La diagnosi genetica preimpianto |
La Corte Costituzionale ha emesso una sentenza a dir poco
discutibile: in caso di gravi malattie a trasmissione genetica non è reato la
selezione degli embrioni al fine di impiantare solo quelli sani. Rimane, però
in vigore la Legge 40 che vieta e sanziona penalmente la soppressione degli
embrioni anche se malati.
La questione è stata posta all’attenzione della Corte
Costituzionale dal Tribunale di Napoli che, nell’ambito di un procedimento
penale contro un gruppo di medici perseguiti con l’accusa di produrre embrioni
selezionati eugeneticamente sopprimendo quelli affetti da gravi patologie.
La sentenza ha quindi decretato che non è reato la selezione
degli embrioni fecondati «esclusivamente finalizzata ad evitare
l’impianto nell’utero della donna di embrioni affetti da malattie genetiche
trasmissibili rispondenti ai criteri di gravità» perché la precedente
legge 40 violava gli articoli 3 (uguaglianza) e 32 della Costituzione (diritto
alla salute).
Il problema di cosa fare con gli embrioni portatori di
patologie genetiche, però, rimane. La legge italiana vieta la loro
soppressione, vieta il loro utilizzo ai fini di ricerca, permette solo la loro
conservazione ma per quanto? La domanda è pesante e la questione morale
sollevata è davvero molto grave. Se da un alto, infatti, è rispettato il diritto della coppia
che si rivolge alla fecondazione assistita di avere un figlio sano, dall'altro
si pone la grave questione del destino degli embrioni ibernati che rimarranno
tali fino a che un legislatore non avrà il coraggio di modificare una legge che
è stata fatta e poi modificata a pezzi, senza tenere contro della globalità
della questione etica relativa alla manipolazione della vita umana.

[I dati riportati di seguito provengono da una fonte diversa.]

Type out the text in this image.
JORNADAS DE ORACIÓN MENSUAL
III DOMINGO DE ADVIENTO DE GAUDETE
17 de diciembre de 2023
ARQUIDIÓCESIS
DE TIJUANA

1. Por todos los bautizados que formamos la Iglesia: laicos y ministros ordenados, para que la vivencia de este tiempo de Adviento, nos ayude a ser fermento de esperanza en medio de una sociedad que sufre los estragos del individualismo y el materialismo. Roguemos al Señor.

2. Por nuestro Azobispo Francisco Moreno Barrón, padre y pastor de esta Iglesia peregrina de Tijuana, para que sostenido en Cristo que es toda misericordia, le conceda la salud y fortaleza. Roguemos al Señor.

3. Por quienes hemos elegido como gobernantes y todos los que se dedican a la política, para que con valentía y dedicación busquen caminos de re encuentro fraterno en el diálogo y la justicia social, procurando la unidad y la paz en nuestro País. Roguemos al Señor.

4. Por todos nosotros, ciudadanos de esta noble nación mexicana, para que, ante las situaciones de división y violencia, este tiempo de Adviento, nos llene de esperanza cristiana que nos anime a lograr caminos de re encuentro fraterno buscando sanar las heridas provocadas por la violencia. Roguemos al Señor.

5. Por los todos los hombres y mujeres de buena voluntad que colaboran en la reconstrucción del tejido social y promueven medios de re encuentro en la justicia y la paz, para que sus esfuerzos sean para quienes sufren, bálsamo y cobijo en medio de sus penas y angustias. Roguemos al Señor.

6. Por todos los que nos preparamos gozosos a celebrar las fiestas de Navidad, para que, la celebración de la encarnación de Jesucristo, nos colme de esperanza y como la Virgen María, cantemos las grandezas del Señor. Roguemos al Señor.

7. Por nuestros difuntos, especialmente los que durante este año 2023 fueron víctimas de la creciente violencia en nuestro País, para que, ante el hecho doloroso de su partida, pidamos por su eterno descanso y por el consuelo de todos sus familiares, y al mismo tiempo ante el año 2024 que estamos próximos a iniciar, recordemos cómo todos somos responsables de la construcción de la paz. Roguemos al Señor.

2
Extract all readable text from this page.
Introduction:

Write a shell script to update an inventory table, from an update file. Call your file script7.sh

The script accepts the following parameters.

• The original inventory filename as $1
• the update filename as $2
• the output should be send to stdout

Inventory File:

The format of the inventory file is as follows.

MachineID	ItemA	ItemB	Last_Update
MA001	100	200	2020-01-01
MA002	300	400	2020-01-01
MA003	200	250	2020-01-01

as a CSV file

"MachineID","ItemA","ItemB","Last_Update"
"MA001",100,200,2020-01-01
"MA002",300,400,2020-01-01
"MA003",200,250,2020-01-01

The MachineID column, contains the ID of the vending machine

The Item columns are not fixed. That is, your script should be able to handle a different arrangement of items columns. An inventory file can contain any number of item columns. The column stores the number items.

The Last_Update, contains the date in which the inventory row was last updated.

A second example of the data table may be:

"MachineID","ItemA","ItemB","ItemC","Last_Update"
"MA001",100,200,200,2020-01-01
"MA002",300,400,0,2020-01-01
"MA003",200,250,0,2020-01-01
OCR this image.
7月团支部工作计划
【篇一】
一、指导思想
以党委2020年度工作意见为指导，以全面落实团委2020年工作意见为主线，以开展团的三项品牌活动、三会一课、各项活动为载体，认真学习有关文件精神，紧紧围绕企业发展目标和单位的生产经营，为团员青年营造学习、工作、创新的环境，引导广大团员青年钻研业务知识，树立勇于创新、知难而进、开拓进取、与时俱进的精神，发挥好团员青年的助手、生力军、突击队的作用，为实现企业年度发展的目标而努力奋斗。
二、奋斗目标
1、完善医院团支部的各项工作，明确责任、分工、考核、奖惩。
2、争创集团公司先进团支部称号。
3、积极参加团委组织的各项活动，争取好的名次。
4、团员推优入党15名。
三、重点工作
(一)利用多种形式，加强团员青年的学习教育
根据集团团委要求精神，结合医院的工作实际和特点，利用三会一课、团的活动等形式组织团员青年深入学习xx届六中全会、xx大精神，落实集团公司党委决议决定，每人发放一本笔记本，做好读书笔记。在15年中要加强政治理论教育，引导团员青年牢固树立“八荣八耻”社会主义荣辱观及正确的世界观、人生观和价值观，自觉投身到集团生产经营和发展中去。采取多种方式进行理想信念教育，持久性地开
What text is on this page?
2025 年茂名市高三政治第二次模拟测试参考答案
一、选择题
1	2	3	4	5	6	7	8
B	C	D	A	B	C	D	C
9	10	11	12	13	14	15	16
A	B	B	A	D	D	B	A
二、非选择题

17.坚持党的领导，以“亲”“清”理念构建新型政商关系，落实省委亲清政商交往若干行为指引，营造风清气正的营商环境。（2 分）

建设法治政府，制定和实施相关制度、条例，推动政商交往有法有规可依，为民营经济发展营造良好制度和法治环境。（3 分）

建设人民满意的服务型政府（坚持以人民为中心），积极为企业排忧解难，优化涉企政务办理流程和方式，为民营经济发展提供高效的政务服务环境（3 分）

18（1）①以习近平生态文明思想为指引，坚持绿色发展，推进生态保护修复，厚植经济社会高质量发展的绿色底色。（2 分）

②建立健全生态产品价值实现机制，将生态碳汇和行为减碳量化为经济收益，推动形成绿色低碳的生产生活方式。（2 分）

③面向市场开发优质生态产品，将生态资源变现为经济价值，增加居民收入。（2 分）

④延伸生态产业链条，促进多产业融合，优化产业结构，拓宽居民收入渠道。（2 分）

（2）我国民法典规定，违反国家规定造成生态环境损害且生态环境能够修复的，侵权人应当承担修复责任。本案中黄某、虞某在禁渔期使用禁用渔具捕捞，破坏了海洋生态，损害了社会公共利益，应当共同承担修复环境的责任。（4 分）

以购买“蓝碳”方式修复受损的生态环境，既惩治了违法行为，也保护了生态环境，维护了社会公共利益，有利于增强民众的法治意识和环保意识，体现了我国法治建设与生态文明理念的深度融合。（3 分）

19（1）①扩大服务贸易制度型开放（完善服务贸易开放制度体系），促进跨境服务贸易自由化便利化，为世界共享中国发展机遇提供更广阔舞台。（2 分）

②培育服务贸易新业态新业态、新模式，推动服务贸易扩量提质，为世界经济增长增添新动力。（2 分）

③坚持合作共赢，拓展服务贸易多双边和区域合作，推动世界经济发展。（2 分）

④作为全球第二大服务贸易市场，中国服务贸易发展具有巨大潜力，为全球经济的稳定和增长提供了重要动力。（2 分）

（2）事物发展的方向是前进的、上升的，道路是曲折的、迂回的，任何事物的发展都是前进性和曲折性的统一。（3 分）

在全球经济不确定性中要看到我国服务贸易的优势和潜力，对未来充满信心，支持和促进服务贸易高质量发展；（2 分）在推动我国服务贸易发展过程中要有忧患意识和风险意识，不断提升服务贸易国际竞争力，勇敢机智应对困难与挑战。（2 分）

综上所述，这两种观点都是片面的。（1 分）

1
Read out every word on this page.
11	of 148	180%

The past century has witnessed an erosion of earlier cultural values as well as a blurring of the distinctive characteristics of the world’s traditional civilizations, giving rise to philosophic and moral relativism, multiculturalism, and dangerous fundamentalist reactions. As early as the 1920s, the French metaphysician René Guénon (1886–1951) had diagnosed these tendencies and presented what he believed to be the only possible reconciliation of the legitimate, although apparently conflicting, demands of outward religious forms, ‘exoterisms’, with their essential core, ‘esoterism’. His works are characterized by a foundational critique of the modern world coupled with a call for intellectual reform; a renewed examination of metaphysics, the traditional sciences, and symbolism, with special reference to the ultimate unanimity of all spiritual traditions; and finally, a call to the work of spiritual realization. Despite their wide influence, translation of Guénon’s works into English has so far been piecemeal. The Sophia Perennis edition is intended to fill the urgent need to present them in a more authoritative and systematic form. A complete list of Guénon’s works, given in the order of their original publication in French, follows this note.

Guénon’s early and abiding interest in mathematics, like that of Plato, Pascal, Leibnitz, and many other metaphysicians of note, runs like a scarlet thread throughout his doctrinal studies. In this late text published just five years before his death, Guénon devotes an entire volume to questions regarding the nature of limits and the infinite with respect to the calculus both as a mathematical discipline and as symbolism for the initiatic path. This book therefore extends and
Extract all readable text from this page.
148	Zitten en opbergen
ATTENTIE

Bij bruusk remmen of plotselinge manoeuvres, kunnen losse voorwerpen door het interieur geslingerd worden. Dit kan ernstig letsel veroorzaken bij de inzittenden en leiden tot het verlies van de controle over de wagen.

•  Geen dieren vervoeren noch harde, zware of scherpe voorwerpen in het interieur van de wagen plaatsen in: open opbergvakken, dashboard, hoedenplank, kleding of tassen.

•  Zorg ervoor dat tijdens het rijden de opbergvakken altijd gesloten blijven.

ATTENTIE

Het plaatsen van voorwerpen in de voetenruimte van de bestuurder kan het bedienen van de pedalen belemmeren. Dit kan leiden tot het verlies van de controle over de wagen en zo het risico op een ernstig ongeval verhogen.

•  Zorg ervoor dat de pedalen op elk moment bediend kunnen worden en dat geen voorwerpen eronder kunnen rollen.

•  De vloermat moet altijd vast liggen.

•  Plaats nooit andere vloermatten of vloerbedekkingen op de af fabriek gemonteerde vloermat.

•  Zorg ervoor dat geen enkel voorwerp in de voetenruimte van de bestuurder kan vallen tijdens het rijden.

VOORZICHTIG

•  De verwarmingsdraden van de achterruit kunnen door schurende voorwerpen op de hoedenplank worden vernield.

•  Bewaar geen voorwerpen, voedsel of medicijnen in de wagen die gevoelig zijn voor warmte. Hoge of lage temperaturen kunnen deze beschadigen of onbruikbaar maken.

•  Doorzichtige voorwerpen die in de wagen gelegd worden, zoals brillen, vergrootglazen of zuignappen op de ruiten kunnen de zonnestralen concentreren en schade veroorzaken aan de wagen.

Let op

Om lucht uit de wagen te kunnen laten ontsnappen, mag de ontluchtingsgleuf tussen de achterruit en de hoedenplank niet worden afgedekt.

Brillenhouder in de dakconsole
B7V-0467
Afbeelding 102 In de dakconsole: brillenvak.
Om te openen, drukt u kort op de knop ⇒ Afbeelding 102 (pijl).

Le opinioni favorevoli e contrarie:
«Si tratta di una sentenza importante perché toglie
finalmente ogni ombra dalla possibilità di effettuare la diagnosi preimpianto -
spiega Filomena Gallo, avvocato e segretario nazionale dell’Associazione Luca
Coscioni -. Qui non si tratta di eugenetica, ma di tutela della salute della
donna e dell’embrione stesso: cadendo il reato di selezione, la diagnosi
preimpianto è adesso pienamente legittima. In questo modo si evita che una
donna possa vedersi impiantato un embrione malato con la prospettiva eventuale
di un aborto. Ad oggi - prosegue Filomena Gallo - la diagnosi preimpianto per
le coppie fertili ma con patologie genetiche viene fatta solo in tre ospedali
pubblici italiani, mentre viene fornita in tutte le strutture private. Per
ricevere un servizio garantito da una precedente sentenza della Corte
Costituzionale, le coppie dovevano rivolgersi ai tribunali, che con
innumerevoli ordinanze hanno costretto gli ospedali pubblici a fornire il
servizio o a richiederlo a una struttura convenzionata».
“Con
questa sentenza viene confermato quanto stabilito precedentemente dalla stessa
Corte Costituzionale, secondo cui era caduto l’obbligo a impiantare tutti gli
embrioni prodotti con la fecondazione assistita.” spiega
il professor Antonio Spagnolo, direttore dell’Istituto di Bioetica presso la
Facoltà di Medicina dell’Università Cattolica di Roma e Policlinico Gemelli “Il problema è che ci
troviamo davanti a una situazione in cui soccombe il principio di autonomia e
dignità dell’embrione, stabilito dall’articolo 1 della stessa legge 40 («assicura i diritti di tutti i soggetti coinvolti,
compreso il concepito», ndr).
Dobbiamo chiederci: chi è
malato non ha il diritto di vivere? È giusto e comprensibile che una coppia
desideri un figlio sano, ma è la medicina che deve porsi questo problema prima
ancora di concepire l’embrione. Esistono per esempio delle tecniche per attuare
una fecondazione con sperma o gameti eliminando patologie genetiche, come
l’eliminazione di un globulo polare che consente di scartare la parte malata
del gamete: la ricerca dovrebbe puntare su questo. Qui siamo di fronte a una forma
indiretta di eugenetica: gli embrioni malati non vengono distrutti ma messi in
un limbo. Dobbiamo chiederci: che dignità ha l’embrione? È una questione di
coerenza scientifica, più ancora che di morale.”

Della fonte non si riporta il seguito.